俺達6人は、そこから飛び降りて見事着地した。まぁ、俺は浮遊しているので飛び降りたりしていないのだが。
3階の大広間にいたのは、『陽光の刹那』の3人───ペトン・アイラ・オルバと『チーム一鶴』のマユミとモンガ。そして、協力してくれたカルガンであった。まだ、アハトとセイジの姿は見えていないようだ。
「ユウヤ、ついに帰ってこれたのね!」
「マユミ、ごめん!」
そして、2人は抱擁を交わす。セイジが9の世界で死亡し、カゲユキが月光徒に連れて行かれてしまったので、3の世界で出会ってユウヤチームの4人は、もうユウヤとマユミの2人しかいないのだ。

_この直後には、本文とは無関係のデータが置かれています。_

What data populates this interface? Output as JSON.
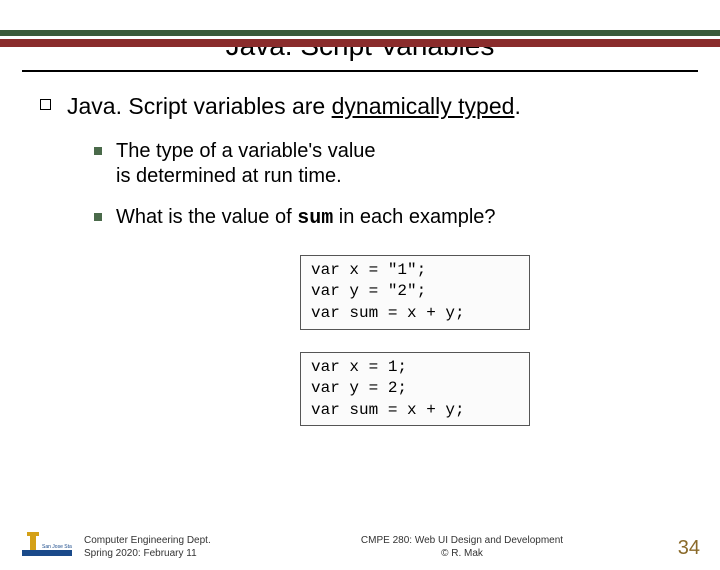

そんな2人の再会。9ヶ月会っていなかった幼馴染との再会であった。2人は、ただ抱擁をして再会を感じていた。
「よかった、何も悪いことはされてないのね?」
「うん、拷問とかはされることはなかったよ。それで、16の世界のことを喋れることを話してしまったけれど...」
「姫様!」
「バトラズ、久しぶりだな」
「姫様はご無事でした...か?」
「どうして、そんな気まずそうなんだ?まぁ、いい。私達も抱擁でもしておくか?」
「いや、いいだろう。そんな歳じゃあるまい」
「失礼だな...だが、まぁいい」
「あ、皆。いたいたー!」
───その時、2階から上がってきたのはアハトとセイジであった。
「んな...ママが...ママが知らない男とぎゅーを...しているでちゅか...」
「ん、ママ?」
この状況、ハグをしているのはマユミとユウヤしかいないので、ユウヤがその「ママ」という単語に反応を見せてしまう。
「ママって、まだマユミは16歳で...」
「ユウヤ、気にしちゃ駄目よ。勝手に呼んでいるだけだから」
「ママが...ママが...」
セイジが勝手に絶望しているが、くっつくとしたらマユミとセイジよりもマユミとユウヤを応援するだろう。
───まぁ、そんなこんながあって俺達は16の世界に帰還することにした。